Jinny Lu fue adoptada hace cuatro años por Michelle Grady a través de su organización de rescate de pugs. La perra, conocida por tener la lengua permanentemente fuera de la boca, viajó desde Ukiah para participar en el certamen en cuatro ocasiones antes de alzarse con el primer lugar.
«Cuando no entretiene a su familia, Jinny Lu es embajadora de los perros rescatados», señalaron los organizadores. Según la misma fuente, la pug visita escuelas primarias, pacientes en cuidados paliativos y centros de atención a la memoria, con el mensaje de que «cada mascota merece una oportunidad, sin importar cuán diferente pueda verse».
Además del título, Jinny Lu se llevó 5.000 dólares en premio y un viaje a Nueva York para aparecer en el programa Today. También protagonizará latas de edición limitada de MUG Root Beer, patrocinador del evento por tercer año consecutivo.

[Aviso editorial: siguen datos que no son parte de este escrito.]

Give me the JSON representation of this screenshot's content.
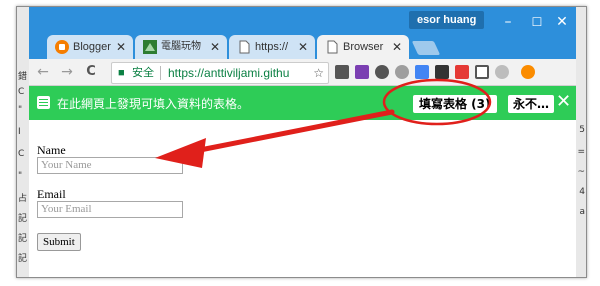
{
  "colors": {
    "titlebar": "#2d8fdb",
    "infobar": "#2ecc57",
    "annotation": "#e0201b",
    "omnibox_green": "#0b8043"
  },
  "profile": {
    "name": "esor huang"
  },
  "window_controls": {
    "minimize": "–",
    "maximize": "☐",
    "close": "✕"
  },
  "tabs": [
    {
      "label": "Blogger",
      "icon": "blogger-icon",
      "close": "✕"
    },
    {
      "label": "電腦玩物",
      "icon": "site-icon",
      "close": "✕"
    },
    {
      "label": "https://",
      "icon": "page-icon",
      "close": "✕"
    },
    {
      "label": "Browser",
      "icon": "page-icon",
      "close": "✕",
      "active": true
    }
  ],
  "toolbar": {
    "back": "←",
    "forward": "→",
    "reload": "C",
    "secure_label": "安全",
    "url": "https://anttiviljami.githu",
    "star": "☆",
    "extensions": [
      "evernote-icon",
      "onenote-icon",
      "pocket-icon",
      "chrome-icon",
      "translate-icon",
      "film-icon",
      "red-icon",
      "cast-icon",
      "gray-icon",
      "orange-icon"
    ]
  },
  "infobar": {
    "message": "在此網頁上發現可填入資料的表格。",
    "fill_button": "填寫表格 (3)",
    "never_button": "永不…",
    "close": "✕"
  },
  "form": {
    "name_label": "Name",
    "name_placeholder": "Your Name",
    "email_label": "Email",
    "email_placeholder": "Your Email",
    "submit_label": "Submit"
  },
  "background_windows": {
    "left_chars": [
      "錯",
      "C",
      "\"",
      "I",
      "C",
      "\"",
      "占",
      "記",
      "記",
      "記"
    ],
    "right_chars": [
      "5",
      "=",
      "~",
      "4",
      "a"
    ]
  }
}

En segundo lugar quedó Pinky, una mezcla de chihuahua y pomerania propiedad de Laura Brown, de Redwood City, con un premio de 3.000 dólares. El tercer puesto fue para Otto, un chihuahua mestizo de dos años de Tulsa, Oklahoma, cuya dueña Melinda Berry explicó que el perro tiene labio leporino bilateral y paladar hendido. Otto recibió 2.000 dólares.
En total, nueve perros compitieron en el certamen, procedentes de distintos puntos del país y del extranjero, entre ellos un Chinese Crested de doce años llegado desde Polonia.
El concurso es organizado por la Sonoma-Marin Agricultural Association y lleva más de cincuenta años en pie. Mandy Clendenen, directora ejecutiva de la asociación, subrayó que el evento «siempre ha tratado de celebrar a los perros que de otro modo podrían ser ignorados» y agradeció el respaldo de patrocinadores que comparten ese propósito.
El dato importa más que el ruido. Un concurso que podría leerse como simple curiosidad lleva décadas cumpliendo una función concreta: visibilizar animales con pocas probabilidades de adopción y conectarlos con dueños dispuestos a darles un hogar. El mecanismo es sencillo —competencia, premios, cobertura mediática— y los resultados, medibles en animales rescatados. La historia de Jinny Lu añade un elemento adicional: el contraste entre el destino que le esperaba en un mercado de carne y el rol de embajadora comunitaria que ocupa hoy. Conviene mirar los incentivos: cuando la iniciativa privada y el patrocinio comercial se alinean con una causa concreta, el impacto supera con frecuencia al de programas institucionales de mayor presupuesto y menor visibilidad.